Yesterday, Virginia Gov. James S. Gilmore III visited the 15 remaining patients at Virginia Hospital Center in Arlington, speaking with all but one on a ventilator. The patient appeared cognizant and had her husband by her side, he recalled.
"I'll tell you, that's one happy husband ," Mr. Gilmore said.
Seven victims are in critical condition in the intensive-care unit. Mr. Gilmore described some of their injuries as smoke inhalation and burns. And he said their stories were pretty consistent: None of them heard anything until the explosion. Some became engulfed in flames.
"Some of them were in chaotic situations," he said. "The room didn't look the same anymore."
Rescuers pulled some victims out, while others made their own way out — by themselves or in groups, he said. Several jumped from second-story windows and one woman broke her leg in the fall.

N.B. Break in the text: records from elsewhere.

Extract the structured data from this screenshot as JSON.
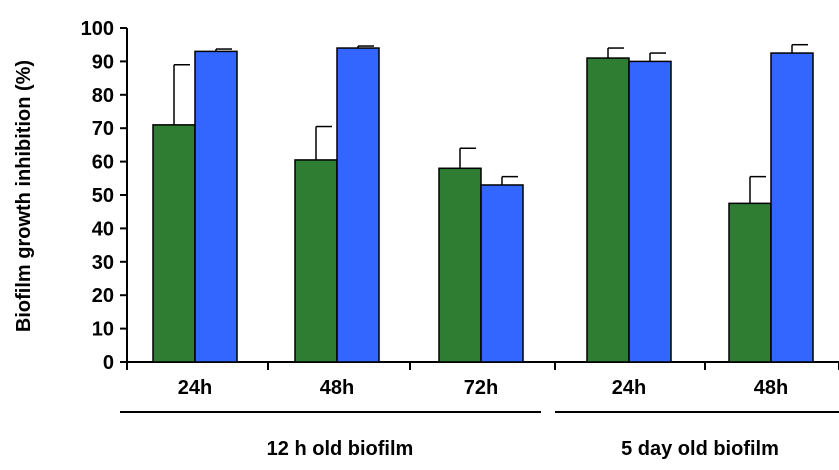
{
  "chart_data": {
    "type": "bar",
    "ylabel": "Biofilm growth inhibition (%)",
    "ylim": [
      0,
      100
    ],
    "yticks": [
      0,
      10,
      20,
      30,
      40,
      50,
      60,
      70,
      80,
      90,
      100
    ],
    "categories": [
      "24h",
      "48h",
      "72h",
      "24h",
      "48h"
    ],
    "groups": [
      {
        "label": "12 h old biofilm",
        "categories": [
          0,
          1,
          2
        ]
      },
      {
        "label": "5 day old biofilm",
        "categories": [
          3,
          4
        ]
      }
    ],
    "series": [
      {
        "color": "#2e7d32",
        "values": [
          71,
          60.5,
          58,
          91,
          47.5
        ],
        "errors": [
          18,
          10,
          6,
          3,
          8
        ]
      },
      {
        "color": "#3366ff",
        "values": [
          93,
          94,
          53,
          90,
          92.5
        ],
        "errors": [
          0.7,
          0.6,
          2.5,
          2.5,
          2.5
        ]
      }
    ],
    "grid": false,
    "legend": "none"
  }
}
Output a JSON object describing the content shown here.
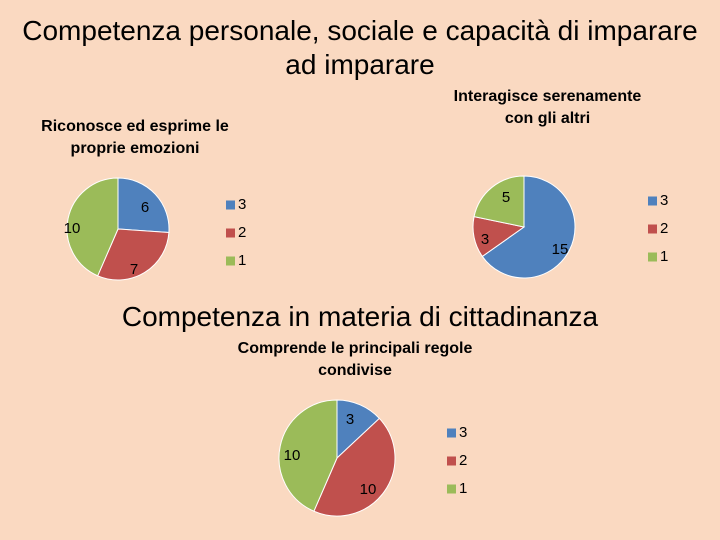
{
  "slide": {
    "title_line1": "Competenza personale, sociale e capacità di imparare",
    "title_line2": "ad imparare",
    "section_title": "Competenza in materia di cittadinanza"
  },
  "colors": {
    "series_3": "#4f81bd",
    "series_2": "#c0504d",
    "series_1": "#9bbb59",
    "background": "#fad9c1"
  },
  "chart_data": [
    {
      "type": "pie",
      "title": "Riconosce ed esprime le proprie emozioni",
      "categories": [
        "3",
        "2",
        "1"
      ],
      "values": [
        6,
        7,
        10
      ],
      "legend": "right"
    },
    {
      "type": "pie",
      "title": "Interagisce serenamente con gli altri",
      "categories": [
        "3",
        "2",
        "1"
      ],
      "values": [
        15,
        3,
        5
      ],
      "legend": "right"
    },
    {
      "type": "pie",
      "title": "Comprende le principali regole condivise",
      "categories": [
        "3",
        "2",
        "1"
      ],
      "values": [
        3,
        10,
        10
      ],
      "legend": "right"
    }
  ]
}
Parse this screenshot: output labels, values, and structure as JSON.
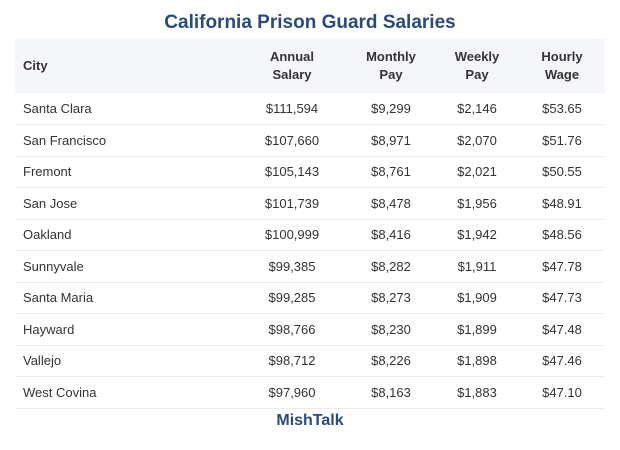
{
  "title": "California Prison Guard Salaries",
  "headers": {
    "city": "City",
    "annual_1": "Annual",
    "annual_2": "Salary",
    "monthly_1": "Monthly",
    "monthly_2": "Pay",
    "weekly_1": "Weekly",
    "weekly_2": "Pay",
    "hourly_1": "Hourly",
    "hourly_2": "Wage"
  },
  "rows": [
    {
      "city": "Santa Clara",
      "annual": "$111,594",
      "monthly": "$9,299",
      "weekly": "$2,146",
      "hourly": "$53.65"
    },
    {
      "city": "San Francisco",
      "annual": "$107,660",
      "monthly": "$8,971",
      "weekly": "$2,070",
      "hourly": "$51.76"
    },
    {
      "city": "Fremont",
      "annual": "$105,143",
      "monthly": "$8,761",
      "weekly": "$2,021",
      "hourly": "$50.55"
    },
    {
      "city": "San Jose",
      "annual": "$101,739",
      "monthly": "$8,478",
      "weekly": "$1,956",
      "hourly": "$48.91"
    },
    {
      "city": "Oakland",
      "annual": "$100,999",
      "monthly": "$8,416",
      "weekly": "$1,942",
      "hourly": "$48.56"
    },
    {
      "city": "Sunnyvale",
      "annual": "$99,385",
      "monthly": "$8,282",
      "weekly": "$1,911",
      "hourly": "$47.78"
    },
    {
      "city": "Santa Maria",
      "annual": "$99,285",
      "monthly": "$8,273",
      "weekly": "$1,909",
      "hourly": "$47.73"
    },
    {
      "city": "Hayward",
      "annual": "$98,766",
      "monthly": "$8,230",
      "weekly": "$1,899",
      "hourly": "$47.48"
    },
    {
      "city": "Vallejo",
      "annual": "$98,712",
      "monthly": "$8,226",
      "weekly": "$1,898",
      "hourly": "$47.46"
    },
    {
      "city": "West Covina",
      "annual": "$97,960",
      "monthly": "$8,163",
      "weekly": "$1,883",
      "hourly": "$47.10"
    }
  ],
  "footer": "MishTalk",
  "colors": {
    "title": "#2a4a7f",
    "header_bg": "#f4f6f9",
    "text": "#333333"
  }
}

"As she said to me, it was better to break her leg than it was to get toasted," Mr. Gilmore recalled. "Everybody has their own story in here."
For some, there are no happy endings.
"She's still dead," said Janet Carver of her sister, Sandra, although she has not received official word. "I am not going to stand up there like there is hope. Now I just need closure. I have to bury my sister."
Margie Hyslop and Gerald Mizejewski contributed to this article.